Ice fishing for crappies often is productive near dark and after dark. Ice anglers like long-time Ice Fishing Guide Contributor Dave Genz, speculate that crappies must have a vision advantage over their prey at low light. Genz notes that after cleaning piles of after-dark crappies, he doesn’t remember seeing anything in their stomachs other than ground up gray matter, zooplankton, and other microscopic matter that had been strained through gill rakers.
“I don’t know how great their night vision is,” Genz says. “When we catch ‘em at night, they seem to be feeding on zooplankton. In the places I catch crappies, I don’t even see a lot of baitfish on my sonar. At best I see flickery green lines, probably zooplankton.”

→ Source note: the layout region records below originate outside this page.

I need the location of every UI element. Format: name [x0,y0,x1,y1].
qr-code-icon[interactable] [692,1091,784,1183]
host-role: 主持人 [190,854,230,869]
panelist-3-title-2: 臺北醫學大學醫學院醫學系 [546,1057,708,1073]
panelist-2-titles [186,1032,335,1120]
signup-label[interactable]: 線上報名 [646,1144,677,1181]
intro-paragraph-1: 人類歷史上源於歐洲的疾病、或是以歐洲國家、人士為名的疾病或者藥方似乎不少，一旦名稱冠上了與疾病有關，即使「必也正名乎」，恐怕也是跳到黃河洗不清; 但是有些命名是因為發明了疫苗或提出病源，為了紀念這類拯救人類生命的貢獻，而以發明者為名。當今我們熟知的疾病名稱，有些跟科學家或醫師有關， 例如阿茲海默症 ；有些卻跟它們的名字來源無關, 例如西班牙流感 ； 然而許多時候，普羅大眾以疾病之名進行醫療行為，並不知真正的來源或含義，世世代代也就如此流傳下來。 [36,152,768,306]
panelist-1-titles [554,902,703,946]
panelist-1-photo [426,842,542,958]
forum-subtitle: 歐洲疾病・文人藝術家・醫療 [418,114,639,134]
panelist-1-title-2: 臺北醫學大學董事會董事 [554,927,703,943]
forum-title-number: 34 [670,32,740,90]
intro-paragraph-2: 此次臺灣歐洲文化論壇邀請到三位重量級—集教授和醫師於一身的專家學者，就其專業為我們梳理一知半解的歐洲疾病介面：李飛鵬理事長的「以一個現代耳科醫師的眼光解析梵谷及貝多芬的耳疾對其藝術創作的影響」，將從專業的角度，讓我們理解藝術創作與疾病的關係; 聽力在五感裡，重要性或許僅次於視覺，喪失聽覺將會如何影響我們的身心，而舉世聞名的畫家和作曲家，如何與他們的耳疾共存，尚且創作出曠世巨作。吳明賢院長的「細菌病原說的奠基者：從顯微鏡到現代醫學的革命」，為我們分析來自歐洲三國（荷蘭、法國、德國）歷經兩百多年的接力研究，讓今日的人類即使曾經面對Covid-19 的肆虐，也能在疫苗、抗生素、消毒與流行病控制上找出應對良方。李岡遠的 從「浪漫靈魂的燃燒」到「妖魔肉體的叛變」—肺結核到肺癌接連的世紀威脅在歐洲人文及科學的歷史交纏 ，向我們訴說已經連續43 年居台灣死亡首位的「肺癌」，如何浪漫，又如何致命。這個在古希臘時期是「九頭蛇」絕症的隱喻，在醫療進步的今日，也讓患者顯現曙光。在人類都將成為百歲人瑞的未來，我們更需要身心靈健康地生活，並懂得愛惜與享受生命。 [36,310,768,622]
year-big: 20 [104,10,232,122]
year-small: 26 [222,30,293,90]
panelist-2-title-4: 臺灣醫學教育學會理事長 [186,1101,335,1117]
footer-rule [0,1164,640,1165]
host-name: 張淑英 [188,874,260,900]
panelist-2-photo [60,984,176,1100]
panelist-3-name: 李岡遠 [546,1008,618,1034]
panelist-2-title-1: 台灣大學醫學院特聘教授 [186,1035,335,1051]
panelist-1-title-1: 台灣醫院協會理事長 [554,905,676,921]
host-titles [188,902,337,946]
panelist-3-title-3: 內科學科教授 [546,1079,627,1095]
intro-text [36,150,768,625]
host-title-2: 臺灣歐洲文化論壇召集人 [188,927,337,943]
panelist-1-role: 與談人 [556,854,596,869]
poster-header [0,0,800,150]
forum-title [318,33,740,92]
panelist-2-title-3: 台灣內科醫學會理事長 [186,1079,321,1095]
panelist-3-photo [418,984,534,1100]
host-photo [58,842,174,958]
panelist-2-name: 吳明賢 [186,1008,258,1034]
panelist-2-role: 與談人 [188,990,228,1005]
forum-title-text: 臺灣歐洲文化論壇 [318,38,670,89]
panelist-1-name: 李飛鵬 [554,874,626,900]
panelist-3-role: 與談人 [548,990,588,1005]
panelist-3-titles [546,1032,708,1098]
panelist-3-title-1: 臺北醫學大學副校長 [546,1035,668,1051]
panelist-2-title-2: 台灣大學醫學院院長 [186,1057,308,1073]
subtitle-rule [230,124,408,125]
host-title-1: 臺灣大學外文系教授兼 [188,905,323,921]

Fishing experience bears out the fact that keying on them or not, minnows are effective night bait. Pat Smith, another exceptional ice angler who has contributed to In-Fisherman and is known for his attention to fishing details, notes that, “I do catch more crappies after dark on minnows than I do on other baits. Maybe a minnow excites their lateral line more.”
The ice experts further speculate that the particulars of any crappie fishing scenario depend on what each lake offers in the way of water clarity, structure and cover, and available forage. The abundance of zooplankton is not a constant from lake to lake, making it relatively more or less important depending on where you fish.
Where zooplankton is an important crappie food, Genz feels their upward vertical migration in the evening brings the crappies out to play. “I picture these crappies swimming through the zooplankton and collecting as much as they can through their gill rakers,” Genz says. “Maybe that’s why they’re night feeders, because the plankton rises and becomes available to them at that time. And maybe that’s why the bite can be good at dawn, because the plankton is moving back to the bottom.”
Minnows feed on zooplankton, too, so crappies encounter them even if they’re not keying on them. If a struggling minnow is tethered to your hook, the vibrations could lead a crappie to the minnow.
Crappies appear to be superb hunters at night, even if it’s not completely owing to their eyesight. Studies confirm that crappies feed most actively from dusk until about an hour after dark, with a second less-active feeding period beginning at dawn and lasting a few hours.
One could go on about sensitive lateral line perception in night-active schooling fish and advantages that may offer for foraging in low light. But even that doesn’t rule out the possibility that night vision may, indeed, help guide crappies to their next meal.